Kintsugi – Die schöne Kunst des Scheiterns

Scheitern – was heißt das schon?

Ich frage mich, warum Scheitern in unserer Gesellschaft immer so negativ behaftet ist. Und was bedeutet überhaupt „Scheitern“?
Im Duden findet man die Bedeutung „ein angestrebtes Ziel o. Ä. nicht erreichen, keinen Erfolg haben“ und „misslingen, missglücken, fehlschlagen„.
Hmm, eigentlich eine recht sachliche Definition.
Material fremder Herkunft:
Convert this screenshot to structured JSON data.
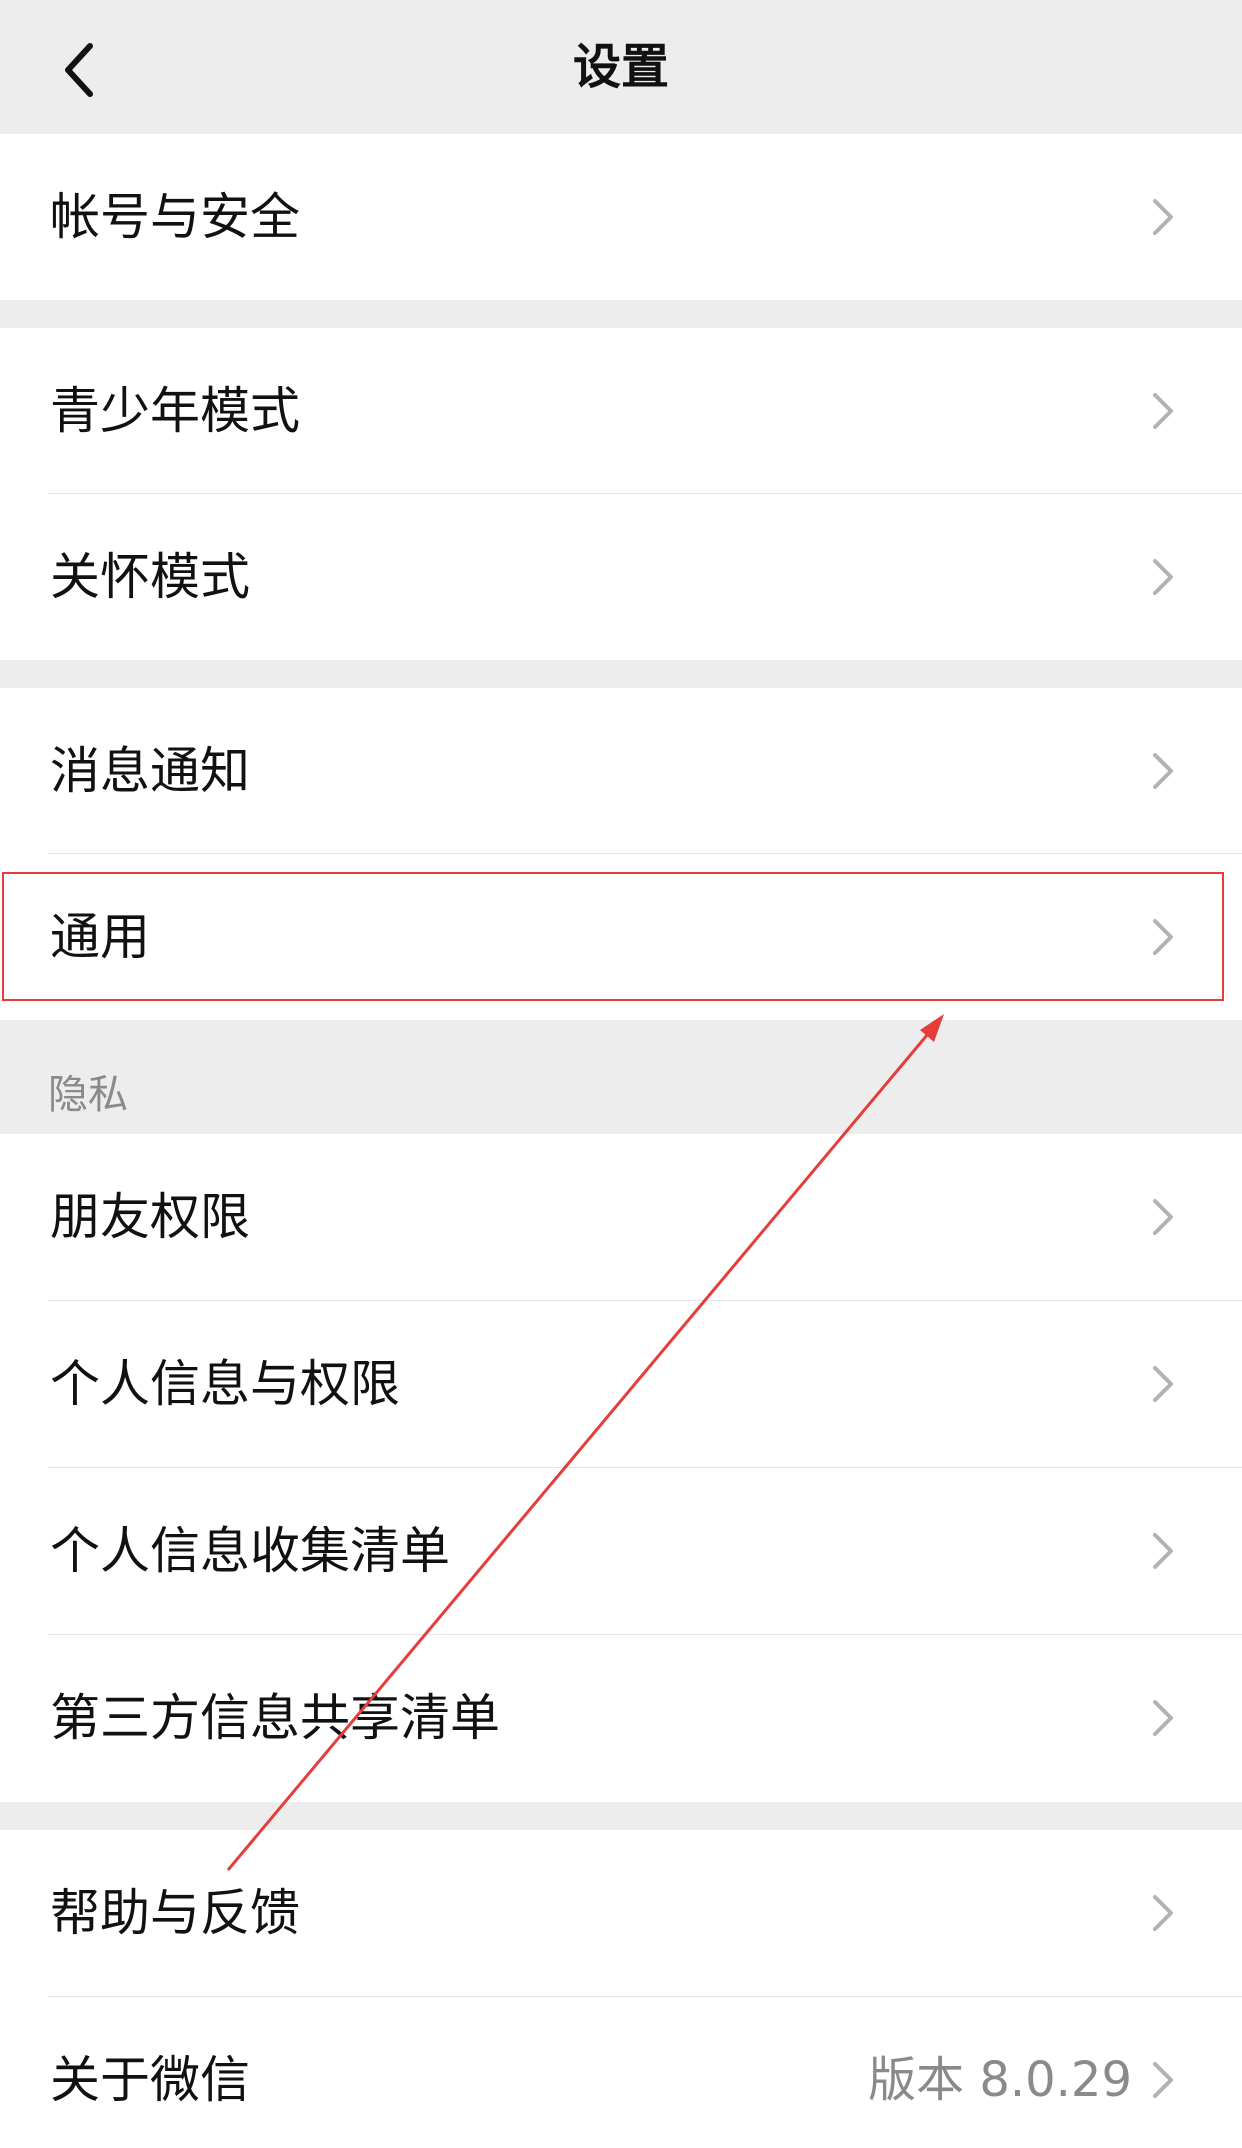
{
  "header": {
    "title": "设置",
    "back_icon": "chevron-left-icon"
  },
  "groups": {
    "account": [
      {
        "label": "帐号与安全"
      }
    ],
    "modes": [
      {
        "label": "青少年模式"
      },
      {
        "label": "关怀模式"
      }
    ],
    "notify": [
      {
        "label": "消息通知"
      },
      {
        "label": "通用"
      }
    ],
    "privacy_label": "隐私",
    "privacy": [
      {
        "label": "朋友权限"
      },
      {
        "label": "个人信息与权限"
      },
      {
        "label": "个人信息收集清单"
      },
      {
        "label": "第三方信息共享清单"
      }
    ],
    "help": [
      {
        "label": "帮助与反馈"
      },
      {
        "label": "关于微信",
        "value": "版本 8.0.29"
      }
    ]
  },
  "colors": {
    "background": "#ededed",
    "card": "#ffffff",
    "text": "#111111",
    "secondary_text": "#8a8a8a",
    "annotation_red": "#e53c3c"
  },
  "icons": {
    "row_chevron": "chevron-right-icon"
  }
}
Aber warum wird das Scheitern so negativ auf die Person selbst übertragen und der in der Sache gescheiterte Mensch oft gesellschaftlich verurteilt und als Loser hingestellt wird?

Bei Kindern ist es es jedem klar, dass Fehler machen ein wichtiger Teil des Lernenprozesses ist. Durch Fehler lernt man dazu und kann es beim nächsten Mal besser machen und Erfahrungen für die Zukunft sammeln. Als Erwachsener wird man hingegen oft als Versager abgewertet. Ich frage mich: Wo ist die Schwelle zwischen dem wertvollen Dazulernen und dem scheiternden Versagen?

Und außerdem ist hier auch noch kein Kontext berücksichtigt. Wer sagt denn, dass das Scheitern am Ende der Fahnenstange hängt? Ist es nicht eher so, dass das Scheitern ein Teil mitten im Prozess eines größeren Zusammenhangs steht? Ist es nicht völlig normal, richtig und wichtig, dass bei einem Projekt mehrere Entwürfe notwendig sind und im Laufe der Zeit der Kurs ein paar mal angepasst werden muss? Heißt das, die ersten Entwürfe waren gescheitert, oder waren diese ein wichtiger Teil zum Finden der Lösung, die am Ende zum gewünschten Ziel führt?

Kintsugi: eine stärkende Philosophie

Auf der Suche nach unterschiedlichen Sichtweisen zum Scheitern, bin ich bei der japanischen Kintsugi-Philosophie hängengeblieben.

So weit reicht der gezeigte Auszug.